Lu no respondió. Nunca respondía a lo interesante. Hin, que lo recordó de pronto, siguió:

– A nadie debería habérsele ocurrido pensar que la fuerza de gravedad podía actuar sobre el viento también.

– A mí se me ocurrió.

– ¿Antes que a… el señor Coriolis?

– Coriolis fue un caballero que falleció hace doscientos años.

– Ah. Creía que era un norteamericano. -Se quedó pensativa un momento-. Pero si la tierra puede desviar los vientos por la mera atracción de su masa, ¿no debería desviarlos siempre en la misma dirección?

– Es lo que hace -dijo Lu.

– ¿Hacia abajo?

– Por supuesto.

– ¿Entonces un viento en estado puro debería correr perpendicularmente a la tierra?

– En la eternidad, sí.

– ¿Y la ley de Coriolis no podría generalizarse?

A Lu le pasaron fugazmente por la cabeza algunas cosas, pero fue terminante:

– En la meteorología, nada se generaliza.

En ese momento, para su inmensa sorpresa, vio aparecer una sonrisa seria en el rostro de Hin. Como si hubiera logrado hacerle decir algo en especial. Pero no era un gesto irónico, todo lo contrarío. Esperó a que volviera a hablar.

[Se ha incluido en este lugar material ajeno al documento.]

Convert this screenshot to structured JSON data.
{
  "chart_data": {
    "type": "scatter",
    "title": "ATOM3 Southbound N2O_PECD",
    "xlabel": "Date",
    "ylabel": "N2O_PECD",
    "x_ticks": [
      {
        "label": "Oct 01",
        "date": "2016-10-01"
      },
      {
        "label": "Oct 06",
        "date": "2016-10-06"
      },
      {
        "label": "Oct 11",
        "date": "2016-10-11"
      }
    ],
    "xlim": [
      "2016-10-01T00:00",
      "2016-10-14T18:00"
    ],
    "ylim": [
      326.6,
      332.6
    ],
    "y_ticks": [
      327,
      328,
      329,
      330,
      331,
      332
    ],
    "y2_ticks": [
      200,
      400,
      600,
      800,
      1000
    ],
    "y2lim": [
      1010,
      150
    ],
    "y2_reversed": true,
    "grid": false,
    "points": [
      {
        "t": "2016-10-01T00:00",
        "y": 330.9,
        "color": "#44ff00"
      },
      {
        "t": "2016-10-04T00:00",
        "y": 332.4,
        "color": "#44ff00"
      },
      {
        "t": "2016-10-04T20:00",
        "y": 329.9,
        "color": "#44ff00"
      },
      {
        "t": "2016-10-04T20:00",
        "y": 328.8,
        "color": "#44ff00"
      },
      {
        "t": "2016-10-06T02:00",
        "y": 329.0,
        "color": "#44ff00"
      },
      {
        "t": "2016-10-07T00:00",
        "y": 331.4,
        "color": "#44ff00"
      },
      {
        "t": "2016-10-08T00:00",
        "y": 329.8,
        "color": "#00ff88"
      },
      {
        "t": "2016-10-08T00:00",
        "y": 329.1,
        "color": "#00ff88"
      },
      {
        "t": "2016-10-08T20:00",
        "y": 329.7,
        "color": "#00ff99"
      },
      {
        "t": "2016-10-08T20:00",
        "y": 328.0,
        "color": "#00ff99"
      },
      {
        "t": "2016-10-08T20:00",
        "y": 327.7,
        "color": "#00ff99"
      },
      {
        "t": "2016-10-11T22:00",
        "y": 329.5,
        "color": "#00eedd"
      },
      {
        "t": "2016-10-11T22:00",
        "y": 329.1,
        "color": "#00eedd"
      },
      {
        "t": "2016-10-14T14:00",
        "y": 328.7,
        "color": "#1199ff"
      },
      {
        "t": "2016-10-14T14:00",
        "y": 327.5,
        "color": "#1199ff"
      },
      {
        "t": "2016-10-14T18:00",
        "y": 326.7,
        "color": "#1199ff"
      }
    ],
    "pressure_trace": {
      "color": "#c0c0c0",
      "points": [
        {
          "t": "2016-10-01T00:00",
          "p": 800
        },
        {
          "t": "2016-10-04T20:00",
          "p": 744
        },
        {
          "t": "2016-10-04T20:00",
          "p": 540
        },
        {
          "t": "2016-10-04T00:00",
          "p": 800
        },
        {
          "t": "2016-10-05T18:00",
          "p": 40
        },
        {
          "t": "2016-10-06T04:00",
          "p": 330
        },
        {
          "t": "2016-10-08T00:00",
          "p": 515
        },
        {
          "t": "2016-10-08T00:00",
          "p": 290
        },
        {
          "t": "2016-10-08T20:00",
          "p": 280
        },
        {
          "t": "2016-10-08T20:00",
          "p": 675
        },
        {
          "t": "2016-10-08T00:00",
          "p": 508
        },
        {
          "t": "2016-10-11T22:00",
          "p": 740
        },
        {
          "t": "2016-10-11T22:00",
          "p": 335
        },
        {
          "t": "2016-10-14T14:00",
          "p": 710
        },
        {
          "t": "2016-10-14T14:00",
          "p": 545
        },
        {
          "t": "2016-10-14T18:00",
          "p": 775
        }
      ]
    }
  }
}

– Nunca he olvidado la ocasión en que usted me dijo, hace muchos años, cuando yo era una niña, que la gravedad del sol podía atraer, y mantener atraída, esa gran explosión que es el sol.

– No es una metáfora -dijo Lu prudentemente-. Sucede así en realidad. Cuando te lo dije, supongo que era una hipótesis, ni siquiera entonces era una metáfora; hoy día, lo han probado fehacientemente los astrofísicos.